共役ジエン系ゴム(P)とシランカップリング剤(R)とを併用するが、シランカップリング剤(R)の含有量がシリカ(Q)の含有量に対して20質量%を超える比較例7は、ウェット性能および低転がり抵抗性に優れるものの、耐スコーチ性の点で本願実施例1〜9より劣っていた。
シリカ(Q)の含有量がゴム成分100質量部に対して60質量部に満たない比較例8はウェット性能および低転がり抵抗性の点で本願実施例1〜9より劣っていた。
また、共役ジエン系ゴム(P)を含有するがシランカップリング剤(R)を含有しない(シランカップリング剤(R)以外のポリシロキサンを含有する)比較例11および12は、ウェット性能が本願実施例1〜9より劣っていた。
共役ジエン系ゴム(P)とシランカップリング剤(R)とを併用するが、ゴム成分中の共役ジエン系ゴム(P)の含有量が20質量%未満である比較例10と比較して、ゴム成分中の共役ジエン系ゴム(P)の含有量が20質量以上である本願実施例1〜9は、優れた低転がり抵抗性を示した。
1 ビード部
2 サイドウォール部
3 タイヤトレッド部
4 カーカス層
5 ビードコア
6 ビードフィラー
7 ベルト層
8 リムクッション

Claims (7)

  1. 共役ジエン系ゴム(P)を20質量%以上含むゴム成分と、シリカ(Q)と、シランカップリング剤(R)とを含有し、
    前記共役ジエン系ゴム(P)が、共役ジエン系重合体鎖(p1)と、変性剤(p2)との反応により得られる、3以上の前記共役ジエン系重合体鎖(p1)が前記変性剤(p2)を介して結合してなる構造体(p)を5質量%以上含み、
    前記共役ジエン系重合体鎖(p1)が、一方の端にイソプレン単位を70質量%以上含有するイソプレンブロックを有し、他方の端に活性末端を有する、共役ジエン系重合体鎖であり、
    前記変性剤(p2)が、エポキシ基および/またはヒドロカルビルオキシシリル基を有し、前記エポキシ基と、前記ヒドロカルビルオキシシリル基に含まれるヒドロカルビルオキシ基との合計数が3以上である、変性剤であり、
    前記シランカップリング剤(R)が、下記式(1)の平均組成式で表されるポリシロキサンであり、
    前記シランカップリング剤(R)の含有量が、前記シリカ(Q)の含有量に対して1.0〜20質量%であり、
    前記シリカ(Q)の含有量が、前記ゴム成分100質量部に対して60〜200質量部である、タイヤトレッド用ゴム組成物。

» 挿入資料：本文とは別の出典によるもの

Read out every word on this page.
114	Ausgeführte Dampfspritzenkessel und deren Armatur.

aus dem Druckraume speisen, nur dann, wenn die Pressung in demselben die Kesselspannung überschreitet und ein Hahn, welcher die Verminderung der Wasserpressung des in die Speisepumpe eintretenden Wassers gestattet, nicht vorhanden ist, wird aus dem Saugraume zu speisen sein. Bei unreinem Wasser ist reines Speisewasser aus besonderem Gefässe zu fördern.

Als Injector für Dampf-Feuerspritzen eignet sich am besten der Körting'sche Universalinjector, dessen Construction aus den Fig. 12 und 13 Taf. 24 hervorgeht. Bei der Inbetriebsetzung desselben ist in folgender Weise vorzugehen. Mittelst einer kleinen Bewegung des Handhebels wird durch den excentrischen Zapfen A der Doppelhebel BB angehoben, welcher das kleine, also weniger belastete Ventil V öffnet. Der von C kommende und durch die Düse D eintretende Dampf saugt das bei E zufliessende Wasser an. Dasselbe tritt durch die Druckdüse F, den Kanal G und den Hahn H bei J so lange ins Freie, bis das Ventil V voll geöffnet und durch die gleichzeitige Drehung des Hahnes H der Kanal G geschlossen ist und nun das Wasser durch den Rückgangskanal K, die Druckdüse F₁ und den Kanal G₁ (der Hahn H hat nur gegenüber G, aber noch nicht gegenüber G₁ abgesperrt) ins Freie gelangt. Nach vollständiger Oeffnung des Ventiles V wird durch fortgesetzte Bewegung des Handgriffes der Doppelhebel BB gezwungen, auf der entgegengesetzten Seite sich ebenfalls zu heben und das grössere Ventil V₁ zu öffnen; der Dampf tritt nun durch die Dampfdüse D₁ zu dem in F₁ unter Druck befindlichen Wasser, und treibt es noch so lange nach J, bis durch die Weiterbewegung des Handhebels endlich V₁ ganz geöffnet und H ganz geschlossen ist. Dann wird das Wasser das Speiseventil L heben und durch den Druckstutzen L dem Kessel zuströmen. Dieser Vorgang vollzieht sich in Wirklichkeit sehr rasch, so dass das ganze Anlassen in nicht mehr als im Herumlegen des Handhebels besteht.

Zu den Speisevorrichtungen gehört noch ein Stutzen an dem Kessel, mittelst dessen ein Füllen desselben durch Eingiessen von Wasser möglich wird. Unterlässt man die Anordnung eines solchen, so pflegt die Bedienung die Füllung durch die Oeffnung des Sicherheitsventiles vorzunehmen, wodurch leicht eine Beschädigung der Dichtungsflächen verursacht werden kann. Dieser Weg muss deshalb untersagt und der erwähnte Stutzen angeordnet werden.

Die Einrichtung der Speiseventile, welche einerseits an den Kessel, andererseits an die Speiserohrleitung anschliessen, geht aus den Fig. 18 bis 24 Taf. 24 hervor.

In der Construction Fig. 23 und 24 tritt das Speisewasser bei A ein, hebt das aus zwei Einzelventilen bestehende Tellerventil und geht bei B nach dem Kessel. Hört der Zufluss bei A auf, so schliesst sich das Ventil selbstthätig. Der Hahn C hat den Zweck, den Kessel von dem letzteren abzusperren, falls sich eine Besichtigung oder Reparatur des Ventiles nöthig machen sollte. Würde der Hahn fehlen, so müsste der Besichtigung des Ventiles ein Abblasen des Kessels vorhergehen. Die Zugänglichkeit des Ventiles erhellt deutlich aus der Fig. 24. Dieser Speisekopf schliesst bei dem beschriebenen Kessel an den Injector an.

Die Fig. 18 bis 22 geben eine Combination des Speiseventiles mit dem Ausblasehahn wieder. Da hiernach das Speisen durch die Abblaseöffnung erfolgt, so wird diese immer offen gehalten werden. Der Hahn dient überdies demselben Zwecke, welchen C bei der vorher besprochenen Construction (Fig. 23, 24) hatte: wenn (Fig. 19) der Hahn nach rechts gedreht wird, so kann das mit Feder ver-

    (A)a(B)b(C)c(D)d(R1eSiO(4-2a-b-c-d-e)/2 (1)
    (式(1)中、Aはスルフィド基を含有する2価の有機基を表す。Bは炭素数5〜10の1価の炭化水素基を表す。Cは加水分解性基を表す。Dはメルカプト基を含有する有機基を表す。R1は炭素数1〜4の1価の炭化水素基を表す。a〜eは、0≦a<1、0≦b<1、0<c<3、0<d<1、0≦e<2、0<2a+b+c+d+e<4の関係式を満たす(ただし、aとbのいずれか一方は0ではない)。)
  2. 前記イソプレンブロックにおけるイソプレン単位由来のビニル結合含有量が5〜85質量%である、請求項1に記載のタイヤトレッド用ゴム組成物。
  3. 前記共役ジエン系重合体鎖(p1)における前記イソプレンブロック以外の部分が、共役ジエン単量体の単独重合体鎖、または、共役ジエン単量体と芳香族ビニル単量体との共重合体鎖である、請求項1または2に記載のタイヤトレッド用ゴム組成物。
  4. 前記式(1)中、aが0よりも大きい、請求項1〜3のいずれか1項に記載のタイヤトレッド用ゴム組成物。
  5. 前記式(1)中、bが0よりも大きい、請求項1〜4のいずれか1項に記載のタイヤ用ゴム組成物。
  6. 前記ゴム成分100質量部に対して、軟化点が60〜150℃の芳香族変性テルペン樹脂を1〜30質量部さらに含有する、請求項1〜5のいずれか1項に記載のタイヤトレッド用ゴム組成物。
  7. 請求項1〜6のいずれか1項に記載のタイヤトレッド用ゴム組成物をタイヤトレッドに用いた空気入りタイヤ。